Yes, more like 40 years, as documented by Michael Moore in his 1989 "Roger and Me." There are also several documentaries about the more recent lead in water crisis in the city, and "Flint Town" (2018) features filmmakers embedded with the police force in the city. Since the population of the city has been declining since my childhood in some parts of the city there has been no new building or renovation since that era, so there are abandoned shopping centers with facades from the 1970s, and it's kind of like a glimpse of an alternate apocalyptic past. The route I outlined above was roughly the edge of the area being developed just before the crash.

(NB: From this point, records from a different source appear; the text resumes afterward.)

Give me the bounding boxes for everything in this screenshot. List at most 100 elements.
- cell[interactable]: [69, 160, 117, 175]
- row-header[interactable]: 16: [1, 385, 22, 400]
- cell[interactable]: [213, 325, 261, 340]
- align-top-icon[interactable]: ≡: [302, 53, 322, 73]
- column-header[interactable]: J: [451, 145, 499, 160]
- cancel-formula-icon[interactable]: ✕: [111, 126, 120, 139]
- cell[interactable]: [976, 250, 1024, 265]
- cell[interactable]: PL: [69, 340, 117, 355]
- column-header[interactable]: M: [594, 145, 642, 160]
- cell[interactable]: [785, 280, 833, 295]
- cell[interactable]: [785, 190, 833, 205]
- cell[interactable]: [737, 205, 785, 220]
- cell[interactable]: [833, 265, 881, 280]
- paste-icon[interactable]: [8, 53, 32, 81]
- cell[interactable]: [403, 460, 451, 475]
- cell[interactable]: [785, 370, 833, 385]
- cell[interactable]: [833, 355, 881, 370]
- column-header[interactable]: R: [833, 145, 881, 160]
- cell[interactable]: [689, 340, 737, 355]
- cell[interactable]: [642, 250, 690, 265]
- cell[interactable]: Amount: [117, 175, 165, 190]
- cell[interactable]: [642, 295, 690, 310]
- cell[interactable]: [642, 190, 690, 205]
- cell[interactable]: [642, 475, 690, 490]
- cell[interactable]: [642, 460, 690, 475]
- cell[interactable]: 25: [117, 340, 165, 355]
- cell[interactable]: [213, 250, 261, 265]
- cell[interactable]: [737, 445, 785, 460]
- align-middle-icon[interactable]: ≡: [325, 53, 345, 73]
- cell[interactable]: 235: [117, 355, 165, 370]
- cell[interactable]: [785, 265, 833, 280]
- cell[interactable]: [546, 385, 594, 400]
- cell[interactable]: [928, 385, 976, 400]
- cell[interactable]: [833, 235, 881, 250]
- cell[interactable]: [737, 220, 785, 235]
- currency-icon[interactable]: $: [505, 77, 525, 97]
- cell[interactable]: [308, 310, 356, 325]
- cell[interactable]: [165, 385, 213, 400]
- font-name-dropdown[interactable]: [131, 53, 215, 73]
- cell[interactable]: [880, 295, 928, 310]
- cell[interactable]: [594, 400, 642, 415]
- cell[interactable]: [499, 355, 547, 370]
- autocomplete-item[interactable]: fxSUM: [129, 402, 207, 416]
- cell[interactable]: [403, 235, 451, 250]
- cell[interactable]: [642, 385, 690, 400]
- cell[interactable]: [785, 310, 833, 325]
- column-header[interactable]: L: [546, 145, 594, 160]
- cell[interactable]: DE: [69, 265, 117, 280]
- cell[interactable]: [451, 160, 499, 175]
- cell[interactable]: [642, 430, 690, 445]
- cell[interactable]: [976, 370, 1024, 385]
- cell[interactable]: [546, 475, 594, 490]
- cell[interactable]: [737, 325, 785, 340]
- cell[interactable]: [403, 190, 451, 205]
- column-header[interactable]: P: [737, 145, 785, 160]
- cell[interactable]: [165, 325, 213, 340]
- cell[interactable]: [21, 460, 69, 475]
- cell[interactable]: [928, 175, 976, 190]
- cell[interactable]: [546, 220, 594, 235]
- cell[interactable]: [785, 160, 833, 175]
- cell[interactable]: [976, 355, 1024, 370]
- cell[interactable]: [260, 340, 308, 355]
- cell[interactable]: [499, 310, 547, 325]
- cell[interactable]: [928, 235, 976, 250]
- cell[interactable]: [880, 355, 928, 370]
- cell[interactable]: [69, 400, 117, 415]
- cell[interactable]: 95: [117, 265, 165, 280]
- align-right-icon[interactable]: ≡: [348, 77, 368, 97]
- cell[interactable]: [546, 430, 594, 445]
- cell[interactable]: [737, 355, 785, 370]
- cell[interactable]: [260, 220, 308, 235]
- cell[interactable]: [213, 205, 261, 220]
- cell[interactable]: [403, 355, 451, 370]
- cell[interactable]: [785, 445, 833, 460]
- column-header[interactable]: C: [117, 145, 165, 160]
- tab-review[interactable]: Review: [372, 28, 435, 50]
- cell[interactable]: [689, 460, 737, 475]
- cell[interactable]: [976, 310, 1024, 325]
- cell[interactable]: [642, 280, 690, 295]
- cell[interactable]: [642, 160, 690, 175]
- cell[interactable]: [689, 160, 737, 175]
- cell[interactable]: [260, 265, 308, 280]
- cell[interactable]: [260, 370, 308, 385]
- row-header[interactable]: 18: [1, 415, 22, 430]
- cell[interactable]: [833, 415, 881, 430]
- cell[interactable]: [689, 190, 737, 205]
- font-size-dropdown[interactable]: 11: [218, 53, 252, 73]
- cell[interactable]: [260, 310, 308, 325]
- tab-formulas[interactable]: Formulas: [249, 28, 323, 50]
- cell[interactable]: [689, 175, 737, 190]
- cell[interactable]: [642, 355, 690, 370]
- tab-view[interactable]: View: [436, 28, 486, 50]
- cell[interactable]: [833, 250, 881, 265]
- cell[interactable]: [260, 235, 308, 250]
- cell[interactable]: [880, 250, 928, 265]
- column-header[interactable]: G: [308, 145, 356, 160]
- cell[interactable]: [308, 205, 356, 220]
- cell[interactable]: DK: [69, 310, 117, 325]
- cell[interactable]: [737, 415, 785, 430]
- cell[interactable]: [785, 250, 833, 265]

The good news is that the river is actually quite clean, there is a small thriving hipster community, a world-class farmer's market, a resilient arts history/facilities, a brand new public library, an amazingly well-stocked and staffed maker-space, full breakfast for $3.99 at several diners, a free public beach, a decent public transportation system, a large new state park being developed very close to the center of the city, a highly motivated workforce, and the location is extremely good for climate change. If I was younger and healthier I would be gung-ho about investing in revival, because pretty much gateway to the north for the hordes of the future escaping intolerable wet bulb temperature situations. You can currently buy a whole block of houses for the median single house price in the U.S. I was too chicken to spend the night by myself in the project I was working on before it was structurally sound/sealed, because somebody kept breaking in and stealing the copper and other stuff, but I totally would have done it with a couple other people.